Queenston remained as a postcode, a parish - a set of coordinates. But its soul was depleted. The river ran clear - not living clear, but sterile, disinfected, embalmed even. The post arrived precisely at noon. The square’s fountains sang like computers trying to sense. The bronze gorillas now looked like guards.
Queenston had been red in all the right ways - shabby, opinionated, occasionally furious. Full of oddball cousins who scolded you for swearing by swearing themselves, mad old women dressed like children’s TV presenters, kids who drew cocks on the bus stop in Biro. Now it was monochrome - sleek, silent, and perfectly aligned. The newcomers weren’t bad. Not even rude. That would have been something. No - they were too smooth, too optimised. Like something a distant software developer imagined a villager might be.
The townspeople - the real ones, the few who remained - stopped asking. Not because they didn’t care, but because asking felt provocative. Because the ones who asked were replaced. And then came the last question. From a child, of course. The last one.
‘Mum,’ she said, ‘why do Miss. Everett’s eyes blink sideways? Why doesn’t her hair move?
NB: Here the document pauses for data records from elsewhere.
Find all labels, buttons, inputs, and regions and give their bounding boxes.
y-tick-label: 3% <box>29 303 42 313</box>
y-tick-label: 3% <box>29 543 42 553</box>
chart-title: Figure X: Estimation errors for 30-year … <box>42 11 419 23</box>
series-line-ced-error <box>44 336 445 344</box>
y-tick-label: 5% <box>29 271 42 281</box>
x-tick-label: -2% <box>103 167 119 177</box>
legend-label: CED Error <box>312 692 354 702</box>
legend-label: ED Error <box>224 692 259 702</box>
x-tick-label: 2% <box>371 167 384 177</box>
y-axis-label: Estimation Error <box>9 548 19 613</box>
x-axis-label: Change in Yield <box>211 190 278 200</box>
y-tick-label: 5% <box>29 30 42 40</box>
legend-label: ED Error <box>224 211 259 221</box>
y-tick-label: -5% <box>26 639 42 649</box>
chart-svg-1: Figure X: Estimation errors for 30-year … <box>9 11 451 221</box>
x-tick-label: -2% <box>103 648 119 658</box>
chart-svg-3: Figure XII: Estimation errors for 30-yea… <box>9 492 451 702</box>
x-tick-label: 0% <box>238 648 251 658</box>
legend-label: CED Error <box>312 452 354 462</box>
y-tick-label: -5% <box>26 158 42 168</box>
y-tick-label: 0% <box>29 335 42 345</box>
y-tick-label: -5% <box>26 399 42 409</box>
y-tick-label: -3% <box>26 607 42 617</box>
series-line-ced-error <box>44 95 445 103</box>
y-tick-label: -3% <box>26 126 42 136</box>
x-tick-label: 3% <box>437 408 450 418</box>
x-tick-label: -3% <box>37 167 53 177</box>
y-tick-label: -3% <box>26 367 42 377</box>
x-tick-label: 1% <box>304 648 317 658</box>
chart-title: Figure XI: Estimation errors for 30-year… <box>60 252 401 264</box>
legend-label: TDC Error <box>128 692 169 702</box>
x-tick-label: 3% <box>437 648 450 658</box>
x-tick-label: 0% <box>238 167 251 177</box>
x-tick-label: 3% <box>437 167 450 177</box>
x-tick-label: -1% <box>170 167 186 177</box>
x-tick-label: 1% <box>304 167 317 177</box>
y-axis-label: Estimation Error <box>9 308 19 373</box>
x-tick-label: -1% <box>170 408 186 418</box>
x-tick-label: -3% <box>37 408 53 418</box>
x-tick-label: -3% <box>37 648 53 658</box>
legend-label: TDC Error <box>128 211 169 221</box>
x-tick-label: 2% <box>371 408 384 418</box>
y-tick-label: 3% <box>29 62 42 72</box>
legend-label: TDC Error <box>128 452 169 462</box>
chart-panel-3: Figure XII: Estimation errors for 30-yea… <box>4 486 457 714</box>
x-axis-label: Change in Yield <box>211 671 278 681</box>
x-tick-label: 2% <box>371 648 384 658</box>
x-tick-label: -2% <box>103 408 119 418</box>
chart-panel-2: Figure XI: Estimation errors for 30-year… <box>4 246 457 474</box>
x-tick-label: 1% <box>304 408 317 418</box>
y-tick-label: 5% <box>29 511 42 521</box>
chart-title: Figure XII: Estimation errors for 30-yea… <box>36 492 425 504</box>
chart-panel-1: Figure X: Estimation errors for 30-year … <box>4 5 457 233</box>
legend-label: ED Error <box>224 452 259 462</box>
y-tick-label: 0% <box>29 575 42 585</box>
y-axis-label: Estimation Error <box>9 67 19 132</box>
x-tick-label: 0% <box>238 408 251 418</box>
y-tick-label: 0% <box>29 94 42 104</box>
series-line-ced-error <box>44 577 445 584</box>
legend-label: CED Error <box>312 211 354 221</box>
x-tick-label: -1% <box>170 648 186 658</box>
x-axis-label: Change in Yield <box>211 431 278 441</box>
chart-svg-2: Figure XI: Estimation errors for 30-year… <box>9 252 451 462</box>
Why do her clothes smell like the inside of the computer shop?’
The mother froze. Something flickered - a memory, maybe. A life. She looked at her daughter, whom she finally truly saw, and for a moment, you could almost believe she remembered what it meant to love. Then she smiled. Too wide, too white, and far too late.
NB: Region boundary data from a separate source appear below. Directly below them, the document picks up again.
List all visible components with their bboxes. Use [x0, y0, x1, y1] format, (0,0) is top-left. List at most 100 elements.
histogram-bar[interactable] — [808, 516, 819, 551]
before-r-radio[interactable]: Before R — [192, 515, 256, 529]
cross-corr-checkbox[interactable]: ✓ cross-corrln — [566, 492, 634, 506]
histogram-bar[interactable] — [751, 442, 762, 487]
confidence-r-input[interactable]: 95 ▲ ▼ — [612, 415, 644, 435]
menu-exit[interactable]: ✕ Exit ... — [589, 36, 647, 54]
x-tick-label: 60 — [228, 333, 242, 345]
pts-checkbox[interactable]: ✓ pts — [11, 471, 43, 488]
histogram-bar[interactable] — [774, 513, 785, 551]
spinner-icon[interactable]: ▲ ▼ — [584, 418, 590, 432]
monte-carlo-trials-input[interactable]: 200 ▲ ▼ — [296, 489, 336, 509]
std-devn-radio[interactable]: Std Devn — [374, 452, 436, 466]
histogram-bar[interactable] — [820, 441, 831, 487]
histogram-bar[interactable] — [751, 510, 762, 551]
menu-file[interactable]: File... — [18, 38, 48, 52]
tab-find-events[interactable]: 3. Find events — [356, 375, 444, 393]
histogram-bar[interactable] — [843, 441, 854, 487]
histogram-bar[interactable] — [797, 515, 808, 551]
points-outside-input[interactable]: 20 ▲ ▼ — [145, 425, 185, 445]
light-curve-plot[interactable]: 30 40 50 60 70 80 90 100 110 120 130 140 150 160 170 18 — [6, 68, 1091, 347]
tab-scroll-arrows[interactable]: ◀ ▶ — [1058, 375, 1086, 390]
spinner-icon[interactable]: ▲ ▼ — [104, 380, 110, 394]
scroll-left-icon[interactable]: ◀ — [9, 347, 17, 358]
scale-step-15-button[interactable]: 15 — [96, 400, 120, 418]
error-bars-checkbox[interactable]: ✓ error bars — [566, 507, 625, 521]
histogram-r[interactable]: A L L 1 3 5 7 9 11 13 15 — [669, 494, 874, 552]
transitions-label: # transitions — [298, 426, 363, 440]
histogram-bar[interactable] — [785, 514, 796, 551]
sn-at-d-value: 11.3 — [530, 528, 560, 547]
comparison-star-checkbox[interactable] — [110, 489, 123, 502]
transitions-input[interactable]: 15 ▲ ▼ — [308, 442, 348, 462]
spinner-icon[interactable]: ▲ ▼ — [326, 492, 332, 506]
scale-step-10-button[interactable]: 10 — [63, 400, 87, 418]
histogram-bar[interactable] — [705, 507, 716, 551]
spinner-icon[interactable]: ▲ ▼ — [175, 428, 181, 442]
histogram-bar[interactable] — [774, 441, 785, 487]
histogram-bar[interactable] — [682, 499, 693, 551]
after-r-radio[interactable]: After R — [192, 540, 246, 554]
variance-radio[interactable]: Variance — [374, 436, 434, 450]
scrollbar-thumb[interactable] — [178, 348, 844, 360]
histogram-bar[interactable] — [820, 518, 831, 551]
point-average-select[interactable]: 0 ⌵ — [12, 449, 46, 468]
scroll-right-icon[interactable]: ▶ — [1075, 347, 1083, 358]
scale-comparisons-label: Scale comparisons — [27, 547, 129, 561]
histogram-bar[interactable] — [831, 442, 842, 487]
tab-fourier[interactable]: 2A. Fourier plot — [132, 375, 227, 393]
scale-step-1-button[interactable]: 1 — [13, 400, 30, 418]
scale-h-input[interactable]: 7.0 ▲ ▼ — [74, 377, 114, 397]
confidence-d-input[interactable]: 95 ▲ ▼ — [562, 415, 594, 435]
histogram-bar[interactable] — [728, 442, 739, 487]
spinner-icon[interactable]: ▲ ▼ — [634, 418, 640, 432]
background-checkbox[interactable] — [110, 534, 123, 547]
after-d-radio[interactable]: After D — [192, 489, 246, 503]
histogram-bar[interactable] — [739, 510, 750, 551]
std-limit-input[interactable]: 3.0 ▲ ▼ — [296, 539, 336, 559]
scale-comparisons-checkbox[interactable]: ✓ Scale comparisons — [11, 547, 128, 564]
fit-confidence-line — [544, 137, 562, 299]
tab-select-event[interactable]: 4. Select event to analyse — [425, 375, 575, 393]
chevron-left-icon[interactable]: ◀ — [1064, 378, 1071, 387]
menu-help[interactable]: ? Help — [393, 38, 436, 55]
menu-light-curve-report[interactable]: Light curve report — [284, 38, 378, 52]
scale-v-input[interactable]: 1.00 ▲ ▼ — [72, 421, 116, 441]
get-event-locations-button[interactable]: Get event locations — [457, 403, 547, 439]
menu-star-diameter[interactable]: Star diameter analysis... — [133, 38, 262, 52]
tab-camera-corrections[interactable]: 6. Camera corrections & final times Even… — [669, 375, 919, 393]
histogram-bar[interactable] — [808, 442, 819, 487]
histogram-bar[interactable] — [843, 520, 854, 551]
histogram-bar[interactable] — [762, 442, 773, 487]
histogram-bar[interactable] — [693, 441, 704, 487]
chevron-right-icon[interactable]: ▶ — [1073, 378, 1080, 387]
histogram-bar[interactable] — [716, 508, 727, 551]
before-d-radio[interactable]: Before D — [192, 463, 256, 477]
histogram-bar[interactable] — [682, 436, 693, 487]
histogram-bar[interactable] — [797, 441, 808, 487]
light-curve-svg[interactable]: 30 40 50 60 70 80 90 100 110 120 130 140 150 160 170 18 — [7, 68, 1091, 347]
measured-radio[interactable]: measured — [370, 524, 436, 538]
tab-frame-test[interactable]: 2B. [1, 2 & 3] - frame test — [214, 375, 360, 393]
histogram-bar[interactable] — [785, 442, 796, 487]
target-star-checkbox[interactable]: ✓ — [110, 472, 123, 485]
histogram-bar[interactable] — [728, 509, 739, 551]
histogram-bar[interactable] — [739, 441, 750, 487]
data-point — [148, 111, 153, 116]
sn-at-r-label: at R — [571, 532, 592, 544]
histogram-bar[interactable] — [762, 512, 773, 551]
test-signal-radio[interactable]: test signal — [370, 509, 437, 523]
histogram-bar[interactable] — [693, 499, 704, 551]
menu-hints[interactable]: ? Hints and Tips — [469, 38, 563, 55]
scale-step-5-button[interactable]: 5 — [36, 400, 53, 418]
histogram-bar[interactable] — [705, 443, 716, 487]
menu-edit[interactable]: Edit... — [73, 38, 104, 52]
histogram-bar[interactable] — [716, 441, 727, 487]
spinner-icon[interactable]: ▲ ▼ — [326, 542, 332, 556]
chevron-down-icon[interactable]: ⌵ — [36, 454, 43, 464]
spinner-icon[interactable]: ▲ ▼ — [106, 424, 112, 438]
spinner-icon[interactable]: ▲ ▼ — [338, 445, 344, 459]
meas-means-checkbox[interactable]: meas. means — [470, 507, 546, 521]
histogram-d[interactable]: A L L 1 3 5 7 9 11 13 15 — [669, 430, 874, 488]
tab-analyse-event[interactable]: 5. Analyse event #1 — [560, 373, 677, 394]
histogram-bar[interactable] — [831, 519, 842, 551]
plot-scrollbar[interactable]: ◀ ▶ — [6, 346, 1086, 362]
By nightfall, the house was empty. Lights off. A ‘For Sale’ sign staked by lunch, removed by dinner, with a grey car blinking backwards into the drive in the morning.
The last family who remembered was erased – like a Sim, quietly dragged to the edge of the screen and dropped into nothing.
If the castle had once been built to keep something out, it had failed. But maybe that had never been the point. Maybe the walls were always meant to keep something in - to lock the human mess behind polite stone. They hadn’t invaded Queenston. They hadn’t even conquered it. They’d simply replaced it.
Now the whole town points east - aligned, obedient, and hollow. And in the silence which settles - neat as static, antiseptic as grief - you can just make out the brittle sound of a country forgetting how to laugh in its own tongue.